Вышедшая в 1480 году из-под вассалитета Золотой Орды Россия оказалась немалым геополитическим сюрпризом для её соседей на Западе — орденских прибалтийских земель, Литвы и Польши, к тому времени уже более полутора столетий объединённых в конфедеративное государство. До того Великое княжество литовское, впрочем, не раз нападало на московские (а также новгородские, псковские, смоленские) земли. Но те конфликты носили, скорее, обыденный, даже бытовой феодальный характер. Можно даже сказать, родственный, потому как ВКЛ процентов на девяносто состояло из природных русских земель, исповедовало преимущественно православие, а династические браки между Владимиром-Москвою и Вильной были в порядке вещей. Как и взаимные «обмены» землёю и людьми, когда таской ли ласкою, но целые княжества переходили из рук в руки; ну, а «удальцы и резвецы» воинские, бояре, прочий служивый люд свободно выбирали, какому сюзерену служить.

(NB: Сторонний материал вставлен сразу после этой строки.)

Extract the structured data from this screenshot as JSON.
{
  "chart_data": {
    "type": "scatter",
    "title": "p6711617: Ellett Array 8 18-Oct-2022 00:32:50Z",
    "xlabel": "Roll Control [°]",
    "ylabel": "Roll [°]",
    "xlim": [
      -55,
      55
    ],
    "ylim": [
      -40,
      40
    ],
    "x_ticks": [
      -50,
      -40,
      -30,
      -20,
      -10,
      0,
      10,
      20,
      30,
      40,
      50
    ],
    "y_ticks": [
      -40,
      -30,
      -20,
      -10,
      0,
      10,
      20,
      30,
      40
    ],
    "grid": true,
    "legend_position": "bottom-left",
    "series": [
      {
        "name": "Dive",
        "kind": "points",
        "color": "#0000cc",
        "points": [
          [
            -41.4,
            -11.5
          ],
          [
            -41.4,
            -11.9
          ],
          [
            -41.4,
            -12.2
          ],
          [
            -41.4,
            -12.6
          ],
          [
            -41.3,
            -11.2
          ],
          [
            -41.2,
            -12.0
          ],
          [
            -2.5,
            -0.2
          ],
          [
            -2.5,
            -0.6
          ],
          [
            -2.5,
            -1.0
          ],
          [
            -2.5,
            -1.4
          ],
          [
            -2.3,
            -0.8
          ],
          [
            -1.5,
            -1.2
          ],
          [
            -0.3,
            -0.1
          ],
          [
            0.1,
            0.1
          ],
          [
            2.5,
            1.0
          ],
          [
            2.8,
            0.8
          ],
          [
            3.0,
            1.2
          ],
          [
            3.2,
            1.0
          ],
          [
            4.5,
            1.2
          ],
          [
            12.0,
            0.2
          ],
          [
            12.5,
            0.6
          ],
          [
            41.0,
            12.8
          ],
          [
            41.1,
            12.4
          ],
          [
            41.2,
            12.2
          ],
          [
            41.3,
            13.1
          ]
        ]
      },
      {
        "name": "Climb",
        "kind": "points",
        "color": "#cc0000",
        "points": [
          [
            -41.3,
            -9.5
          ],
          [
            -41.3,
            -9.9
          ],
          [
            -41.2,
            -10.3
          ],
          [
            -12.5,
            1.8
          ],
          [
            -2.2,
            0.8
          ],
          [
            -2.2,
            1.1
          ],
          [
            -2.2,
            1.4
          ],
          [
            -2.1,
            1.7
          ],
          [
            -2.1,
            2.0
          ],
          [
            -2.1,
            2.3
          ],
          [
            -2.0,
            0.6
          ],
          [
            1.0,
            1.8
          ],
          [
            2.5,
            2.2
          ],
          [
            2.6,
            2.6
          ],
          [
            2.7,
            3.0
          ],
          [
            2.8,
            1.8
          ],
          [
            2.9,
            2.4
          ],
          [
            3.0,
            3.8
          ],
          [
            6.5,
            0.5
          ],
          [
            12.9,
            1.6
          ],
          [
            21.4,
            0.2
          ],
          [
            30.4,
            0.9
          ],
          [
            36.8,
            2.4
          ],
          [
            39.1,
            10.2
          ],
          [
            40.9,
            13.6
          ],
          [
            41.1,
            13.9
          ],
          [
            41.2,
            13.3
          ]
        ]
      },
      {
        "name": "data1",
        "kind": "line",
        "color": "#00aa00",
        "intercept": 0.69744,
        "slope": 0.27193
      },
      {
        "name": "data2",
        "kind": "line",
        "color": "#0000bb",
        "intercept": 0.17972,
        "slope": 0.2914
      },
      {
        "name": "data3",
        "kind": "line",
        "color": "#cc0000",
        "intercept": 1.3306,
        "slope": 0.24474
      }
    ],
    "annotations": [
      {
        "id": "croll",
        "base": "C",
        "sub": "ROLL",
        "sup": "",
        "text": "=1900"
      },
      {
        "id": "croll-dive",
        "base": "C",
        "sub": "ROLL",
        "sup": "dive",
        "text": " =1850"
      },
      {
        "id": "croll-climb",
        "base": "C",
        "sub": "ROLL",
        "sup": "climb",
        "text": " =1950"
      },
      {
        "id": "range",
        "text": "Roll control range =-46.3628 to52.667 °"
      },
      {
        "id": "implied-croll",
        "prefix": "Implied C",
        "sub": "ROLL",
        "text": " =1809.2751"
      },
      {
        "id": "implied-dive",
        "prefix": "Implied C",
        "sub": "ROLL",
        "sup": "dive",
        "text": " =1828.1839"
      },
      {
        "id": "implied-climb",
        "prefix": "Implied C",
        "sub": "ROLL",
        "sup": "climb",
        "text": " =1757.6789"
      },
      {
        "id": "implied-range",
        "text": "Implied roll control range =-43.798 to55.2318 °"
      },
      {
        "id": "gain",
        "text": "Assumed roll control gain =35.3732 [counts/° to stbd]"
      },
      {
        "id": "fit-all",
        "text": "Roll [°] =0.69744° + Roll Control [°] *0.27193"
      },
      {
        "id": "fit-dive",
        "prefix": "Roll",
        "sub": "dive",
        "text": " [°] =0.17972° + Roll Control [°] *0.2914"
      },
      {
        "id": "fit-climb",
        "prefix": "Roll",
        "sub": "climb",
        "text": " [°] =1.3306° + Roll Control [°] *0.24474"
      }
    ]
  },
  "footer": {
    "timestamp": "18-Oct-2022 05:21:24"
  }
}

Выходцы из Литвы Михайло Бренко, Дмитрий Боброк-Волынский, Александр Пересвет, Андрей Ослябя сыграли важнейшую роль в легендарной Куликовской битве. Народным героем Пскова и святым Русской православной церкви стал литовский князь Довмонт, ушедший на Русь из-за феодальной войны с собственным братом. Таких примеров много.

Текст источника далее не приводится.